Tekrarlayan sinopulmoner enfeksiyonlar yakın zamana kadar düşük Ig G subgrubları ile ilişkilendirilmiştir. Ig G2 Özellikle polisakkarit antikorların büyük kısmını oluşturan Ig G2 düzeylerindeki azalmanın kapsüllü bakterilerle olan enfeksiyonlardaki artışın temeli olduğu düşünülmüştür.

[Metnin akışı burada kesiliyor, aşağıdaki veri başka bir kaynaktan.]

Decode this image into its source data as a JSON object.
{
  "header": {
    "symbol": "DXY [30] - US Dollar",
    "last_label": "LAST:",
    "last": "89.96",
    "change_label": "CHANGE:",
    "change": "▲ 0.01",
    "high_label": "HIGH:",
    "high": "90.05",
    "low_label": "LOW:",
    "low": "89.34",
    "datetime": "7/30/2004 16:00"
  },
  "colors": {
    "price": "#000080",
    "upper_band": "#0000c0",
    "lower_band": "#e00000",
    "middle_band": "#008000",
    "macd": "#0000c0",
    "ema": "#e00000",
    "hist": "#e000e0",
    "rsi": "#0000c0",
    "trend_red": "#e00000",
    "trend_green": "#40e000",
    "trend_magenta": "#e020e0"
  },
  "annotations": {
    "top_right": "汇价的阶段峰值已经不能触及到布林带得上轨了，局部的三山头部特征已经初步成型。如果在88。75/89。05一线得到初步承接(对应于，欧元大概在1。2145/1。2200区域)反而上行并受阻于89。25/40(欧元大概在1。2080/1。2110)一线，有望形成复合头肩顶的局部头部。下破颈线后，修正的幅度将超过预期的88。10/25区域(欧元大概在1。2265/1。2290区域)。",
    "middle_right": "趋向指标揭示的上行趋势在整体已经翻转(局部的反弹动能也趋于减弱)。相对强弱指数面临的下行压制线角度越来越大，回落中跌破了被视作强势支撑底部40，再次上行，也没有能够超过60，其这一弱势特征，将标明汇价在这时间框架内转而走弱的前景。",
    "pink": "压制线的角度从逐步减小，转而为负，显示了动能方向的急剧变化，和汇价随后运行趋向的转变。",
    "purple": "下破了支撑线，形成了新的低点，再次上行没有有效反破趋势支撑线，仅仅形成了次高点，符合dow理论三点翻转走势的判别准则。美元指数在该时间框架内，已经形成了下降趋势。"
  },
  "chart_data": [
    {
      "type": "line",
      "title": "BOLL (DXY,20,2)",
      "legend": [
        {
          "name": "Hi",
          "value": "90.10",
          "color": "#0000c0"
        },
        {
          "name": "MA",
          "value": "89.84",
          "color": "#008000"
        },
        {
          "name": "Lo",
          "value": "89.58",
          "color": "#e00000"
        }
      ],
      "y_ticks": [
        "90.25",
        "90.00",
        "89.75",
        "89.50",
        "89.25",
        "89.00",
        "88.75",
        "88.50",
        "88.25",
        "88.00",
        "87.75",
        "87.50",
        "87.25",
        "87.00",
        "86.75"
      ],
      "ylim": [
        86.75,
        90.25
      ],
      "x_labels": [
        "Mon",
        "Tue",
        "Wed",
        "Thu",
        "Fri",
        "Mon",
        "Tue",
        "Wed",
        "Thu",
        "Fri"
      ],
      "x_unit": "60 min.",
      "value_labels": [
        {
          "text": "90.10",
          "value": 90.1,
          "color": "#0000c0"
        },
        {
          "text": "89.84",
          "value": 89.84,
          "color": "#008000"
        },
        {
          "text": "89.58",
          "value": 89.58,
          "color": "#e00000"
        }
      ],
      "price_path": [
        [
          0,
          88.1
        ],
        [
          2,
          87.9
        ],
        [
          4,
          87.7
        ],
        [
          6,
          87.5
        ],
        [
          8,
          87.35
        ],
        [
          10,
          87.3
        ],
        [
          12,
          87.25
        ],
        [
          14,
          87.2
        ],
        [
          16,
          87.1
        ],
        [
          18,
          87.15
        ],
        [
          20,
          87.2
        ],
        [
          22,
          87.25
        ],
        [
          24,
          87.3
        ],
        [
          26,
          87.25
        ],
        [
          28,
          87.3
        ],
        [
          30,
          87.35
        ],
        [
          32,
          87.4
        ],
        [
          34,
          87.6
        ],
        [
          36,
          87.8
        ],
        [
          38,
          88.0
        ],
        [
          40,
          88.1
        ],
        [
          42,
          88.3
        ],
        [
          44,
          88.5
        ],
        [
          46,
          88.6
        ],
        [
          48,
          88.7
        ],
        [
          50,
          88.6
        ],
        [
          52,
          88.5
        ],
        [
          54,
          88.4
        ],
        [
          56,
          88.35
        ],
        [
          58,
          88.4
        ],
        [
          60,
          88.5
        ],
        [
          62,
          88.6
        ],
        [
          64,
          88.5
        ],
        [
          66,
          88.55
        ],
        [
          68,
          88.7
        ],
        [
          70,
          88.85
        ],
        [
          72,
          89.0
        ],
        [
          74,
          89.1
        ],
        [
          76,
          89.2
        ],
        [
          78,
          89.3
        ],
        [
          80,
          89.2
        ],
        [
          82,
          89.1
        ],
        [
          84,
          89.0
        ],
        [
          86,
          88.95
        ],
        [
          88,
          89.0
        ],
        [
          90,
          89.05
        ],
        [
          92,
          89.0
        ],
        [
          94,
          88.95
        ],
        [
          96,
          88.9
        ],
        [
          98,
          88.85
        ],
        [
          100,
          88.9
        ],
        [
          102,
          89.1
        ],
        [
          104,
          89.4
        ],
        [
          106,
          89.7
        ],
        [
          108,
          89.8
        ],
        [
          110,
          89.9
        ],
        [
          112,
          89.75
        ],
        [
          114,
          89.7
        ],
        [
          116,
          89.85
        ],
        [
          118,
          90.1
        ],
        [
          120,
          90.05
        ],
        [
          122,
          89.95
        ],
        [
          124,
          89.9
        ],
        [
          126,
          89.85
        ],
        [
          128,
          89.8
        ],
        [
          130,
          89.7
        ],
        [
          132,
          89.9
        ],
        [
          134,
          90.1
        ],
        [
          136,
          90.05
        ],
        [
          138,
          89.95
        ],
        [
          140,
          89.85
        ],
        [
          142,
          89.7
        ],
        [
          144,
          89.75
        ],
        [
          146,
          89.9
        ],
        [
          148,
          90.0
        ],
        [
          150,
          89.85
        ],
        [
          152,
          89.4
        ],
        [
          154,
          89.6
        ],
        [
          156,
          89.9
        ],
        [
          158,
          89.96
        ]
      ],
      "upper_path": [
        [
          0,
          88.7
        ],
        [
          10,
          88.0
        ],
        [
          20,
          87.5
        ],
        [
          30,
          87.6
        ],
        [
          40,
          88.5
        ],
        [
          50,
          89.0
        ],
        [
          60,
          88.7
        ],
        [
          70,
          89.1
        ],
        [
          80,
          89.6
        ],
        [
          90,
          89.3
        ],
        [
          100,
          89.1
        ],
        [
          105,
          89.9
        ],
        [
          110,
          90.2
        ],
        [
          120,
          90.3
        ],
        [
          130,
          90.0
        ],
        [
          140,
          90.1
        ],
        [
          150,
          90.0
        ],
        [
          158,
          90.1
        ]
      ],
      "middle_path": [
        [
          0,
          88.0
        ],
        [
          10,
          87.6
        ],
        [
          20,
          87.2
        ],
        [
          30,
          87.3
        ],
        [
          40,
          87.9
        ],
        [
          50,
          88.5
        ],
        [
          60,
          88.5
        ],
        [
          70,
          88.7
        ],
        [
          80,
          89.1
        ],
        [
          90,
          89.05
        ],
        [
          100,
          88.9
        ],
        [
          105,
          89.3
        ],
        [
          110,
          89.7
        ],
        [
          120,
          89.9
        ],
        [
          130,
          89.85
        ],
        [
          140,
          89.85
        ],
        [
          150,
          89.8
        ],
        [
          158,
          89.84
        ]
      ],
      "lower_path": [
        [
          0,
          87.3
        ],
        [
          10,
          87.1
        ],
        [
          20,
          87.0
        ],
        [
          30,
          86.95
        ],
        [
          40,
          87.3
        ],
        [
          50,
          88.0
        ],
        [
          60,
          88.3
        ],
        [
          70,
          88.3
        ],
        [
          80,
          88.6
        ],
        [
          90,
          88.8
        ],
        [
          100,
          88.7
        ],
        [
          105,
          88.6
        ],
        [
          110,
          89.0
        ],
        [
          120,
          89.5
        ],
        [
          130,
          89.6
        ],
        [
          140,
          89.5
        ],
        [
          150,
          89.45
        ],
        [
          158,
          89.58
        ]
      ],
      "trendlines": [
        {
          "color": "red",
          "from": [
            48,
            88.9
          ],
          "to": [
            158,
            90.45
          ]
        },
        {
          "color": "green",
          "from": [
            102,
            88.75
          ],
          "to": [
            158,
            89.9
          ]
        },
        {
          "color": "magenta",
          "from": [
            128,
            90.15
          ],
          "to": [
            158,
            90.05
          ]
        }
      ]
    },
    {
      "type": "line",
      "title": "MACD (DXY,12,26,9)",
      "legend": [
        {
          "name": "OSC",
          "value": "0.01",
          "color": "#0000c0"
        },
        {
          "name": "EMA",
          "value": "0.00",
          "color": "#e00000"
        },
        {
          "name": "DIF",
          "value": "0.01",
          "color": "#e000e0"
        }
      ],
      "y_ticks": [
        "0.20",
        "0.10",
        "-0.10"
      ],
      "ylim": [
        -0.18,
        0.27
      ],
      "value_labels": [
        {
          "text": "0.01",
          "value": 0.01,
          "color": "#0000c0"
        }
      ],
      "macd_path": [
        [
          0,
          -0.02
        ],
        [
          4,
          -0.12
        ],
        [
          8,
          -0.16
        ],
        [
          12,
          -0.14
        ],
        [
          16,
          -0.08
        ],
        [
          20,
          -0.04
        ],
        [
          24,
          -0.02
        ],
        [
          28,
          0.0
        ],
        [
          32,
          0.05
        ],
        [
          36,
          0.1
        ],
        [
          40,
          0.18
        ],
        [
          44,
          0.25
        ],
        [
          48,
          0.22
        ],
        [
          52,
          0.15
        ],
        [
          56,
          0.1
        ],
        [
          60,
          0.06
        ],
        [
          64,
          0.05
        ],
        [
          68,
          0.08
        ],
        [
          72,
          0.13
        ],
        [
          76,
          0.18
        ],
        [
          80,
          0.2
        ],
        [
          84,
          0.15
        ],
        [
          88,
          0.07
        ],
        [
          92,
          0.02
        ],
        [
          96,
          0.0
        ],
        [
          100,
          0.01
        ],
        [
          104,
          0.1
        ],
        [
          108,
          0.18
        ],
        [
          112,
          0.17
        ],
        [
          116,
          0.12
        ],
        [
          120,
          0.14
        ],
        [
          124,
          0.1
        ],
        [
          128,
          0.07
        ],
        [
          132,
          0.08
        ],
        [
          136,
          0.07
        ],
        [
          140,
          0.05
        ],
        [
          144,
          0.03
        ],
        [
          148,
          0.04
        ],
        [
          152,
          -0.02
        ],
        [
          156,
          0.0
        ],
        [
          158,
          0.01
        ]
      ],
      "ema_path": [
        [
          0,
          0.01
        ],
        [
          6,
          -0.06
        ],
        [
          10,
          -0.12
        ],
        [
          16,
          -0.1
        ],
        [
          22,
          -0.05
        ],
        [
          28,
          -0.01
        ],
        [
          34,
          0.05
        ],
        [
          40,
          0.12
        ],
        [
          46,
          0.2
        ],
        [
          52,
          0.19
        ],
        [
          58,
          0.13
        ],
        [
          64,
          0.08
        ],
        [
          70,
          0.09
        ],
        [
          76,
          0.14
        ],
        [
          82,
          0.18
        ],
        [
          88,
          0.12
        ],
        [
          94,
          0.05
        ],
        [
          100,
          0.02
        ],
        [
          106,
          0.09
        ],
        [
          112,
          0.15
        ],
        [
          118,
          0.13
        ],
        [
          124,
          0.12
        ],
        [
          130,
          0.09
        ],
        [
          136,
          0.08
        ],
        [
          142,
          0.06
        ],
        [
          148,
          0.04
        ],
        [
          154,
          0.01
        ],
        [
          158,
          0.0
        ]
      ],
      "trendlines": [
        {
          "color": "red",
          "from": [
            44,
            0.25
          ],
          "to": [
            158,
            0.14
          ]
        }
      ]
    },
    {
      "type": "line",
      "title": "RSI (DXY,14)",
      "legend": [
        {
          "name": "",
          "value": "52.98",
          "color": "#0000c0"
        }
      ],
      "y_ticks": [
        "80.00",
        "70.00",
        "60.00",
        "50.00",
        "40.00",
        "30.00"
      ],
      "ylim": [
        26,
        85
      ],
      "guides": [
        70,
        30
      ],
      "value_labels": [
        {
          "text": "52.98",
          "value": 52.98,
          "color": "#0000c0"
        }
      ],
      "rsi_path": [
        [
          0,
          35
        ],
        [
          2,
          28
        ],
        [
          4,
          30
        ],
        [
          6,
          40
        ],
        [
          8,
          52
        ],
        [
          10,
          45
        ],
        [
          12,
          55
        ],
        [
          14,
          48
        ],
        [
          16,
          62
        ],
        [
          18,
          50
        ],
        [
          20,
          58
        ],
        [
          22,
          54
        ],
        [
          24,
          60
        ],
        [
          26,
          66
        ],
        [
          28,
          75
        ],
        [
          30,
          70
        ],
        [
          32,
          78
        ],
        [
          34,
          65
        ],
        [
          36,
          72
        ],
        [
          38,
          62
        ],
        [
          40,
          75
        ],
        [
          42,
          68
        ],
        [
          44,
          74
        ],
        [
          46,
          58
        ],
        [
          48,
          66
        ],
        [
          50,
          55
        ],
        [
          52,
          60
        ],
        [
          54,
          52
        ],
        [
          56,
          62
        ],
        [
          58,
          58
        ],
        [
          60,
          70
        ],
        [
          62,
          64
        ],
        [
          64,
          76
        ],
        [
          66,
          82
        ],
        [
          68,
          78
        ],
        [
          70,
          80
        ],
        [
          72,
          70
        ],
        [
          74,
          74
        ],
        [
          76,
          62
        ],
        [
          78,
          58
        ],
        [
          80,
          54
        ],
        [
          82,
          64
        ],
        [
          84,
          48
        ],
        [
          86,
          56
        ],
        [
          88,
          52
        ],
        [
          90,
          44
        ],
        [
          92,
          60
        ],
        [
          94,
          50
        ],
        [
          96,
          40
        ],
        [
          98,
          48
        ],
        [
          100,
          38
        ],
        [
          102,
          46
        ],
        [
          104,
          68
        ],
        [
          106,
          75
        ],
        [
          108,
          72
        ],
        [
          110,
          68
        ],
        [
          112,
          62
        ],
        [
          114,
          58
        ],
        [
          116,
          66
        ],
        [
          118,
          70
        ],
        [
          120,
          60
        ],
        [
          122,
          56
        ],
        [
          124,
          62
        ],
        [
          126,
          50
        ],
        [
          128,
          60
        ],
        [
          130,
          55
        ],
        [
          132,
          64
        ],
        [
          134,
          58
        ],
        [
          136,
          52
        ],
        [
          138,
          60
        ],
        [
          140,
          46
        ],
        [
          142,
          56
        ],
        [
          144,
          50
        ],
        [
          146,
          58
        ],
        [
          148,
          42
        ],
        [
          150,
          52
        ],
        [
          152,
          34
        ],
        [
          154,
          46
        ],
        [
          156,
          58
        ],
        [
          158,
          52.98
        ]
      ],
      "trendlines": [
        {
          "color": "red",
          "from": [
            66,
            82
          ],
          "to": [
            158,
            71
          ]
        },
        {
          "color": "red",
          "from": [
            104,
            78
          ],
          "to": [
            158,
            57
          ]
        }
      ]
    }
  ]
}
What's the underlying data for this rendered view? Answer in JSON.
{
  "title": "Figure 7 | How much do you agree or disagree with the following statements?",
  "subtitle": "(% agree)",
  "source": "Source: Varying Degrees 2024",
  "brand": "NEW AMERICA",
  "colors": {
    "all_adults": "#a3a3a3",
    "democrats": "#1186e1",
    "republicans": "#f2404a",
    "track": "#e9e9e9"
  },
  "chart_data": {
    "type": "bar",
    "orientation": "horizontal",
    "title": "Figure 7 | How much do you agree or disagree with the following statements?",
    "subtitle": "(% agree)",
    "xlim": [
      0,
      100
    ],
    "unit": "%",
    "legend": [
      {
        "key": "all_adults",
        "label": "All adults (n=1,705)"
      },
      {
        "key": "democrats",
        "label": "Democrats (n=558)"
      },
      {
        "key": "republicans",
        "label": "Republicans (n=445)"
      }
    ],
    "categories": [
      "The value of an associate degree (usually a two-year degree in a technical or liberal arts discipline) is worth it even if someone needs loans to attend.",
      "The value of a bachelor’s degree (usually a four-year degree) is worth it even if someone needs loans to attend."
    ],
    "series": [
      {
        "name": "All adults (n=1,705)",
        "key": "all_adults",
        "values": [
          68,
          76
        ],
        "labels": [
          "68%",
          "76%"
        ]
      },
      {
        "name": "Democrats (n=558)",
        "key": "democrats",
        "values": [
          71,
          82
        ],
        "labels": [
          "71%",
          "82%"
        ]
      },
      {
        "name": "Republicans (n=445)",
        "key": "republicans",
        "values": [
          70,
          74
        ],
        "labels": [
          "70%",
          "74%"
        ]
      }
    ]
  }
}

Son zamanlarda yapılan çalışmalar ise bu teoriyi desteklememektedir.
Düşük Ig G2 düzeylerine sahip çocuklarda polisakkarit antijenlerle aşılamaya cevap normal saptanmıştır. Antipolisakkarit antikor üretme kapasitesi düşük olan çocuklarda,normal serum Ig G2 düzeyleri saptanmıştır. Bazı asemptomatik bireylerde çeşitli Ig G alt gruplarında ağır zincir defektleri saptanmıştır.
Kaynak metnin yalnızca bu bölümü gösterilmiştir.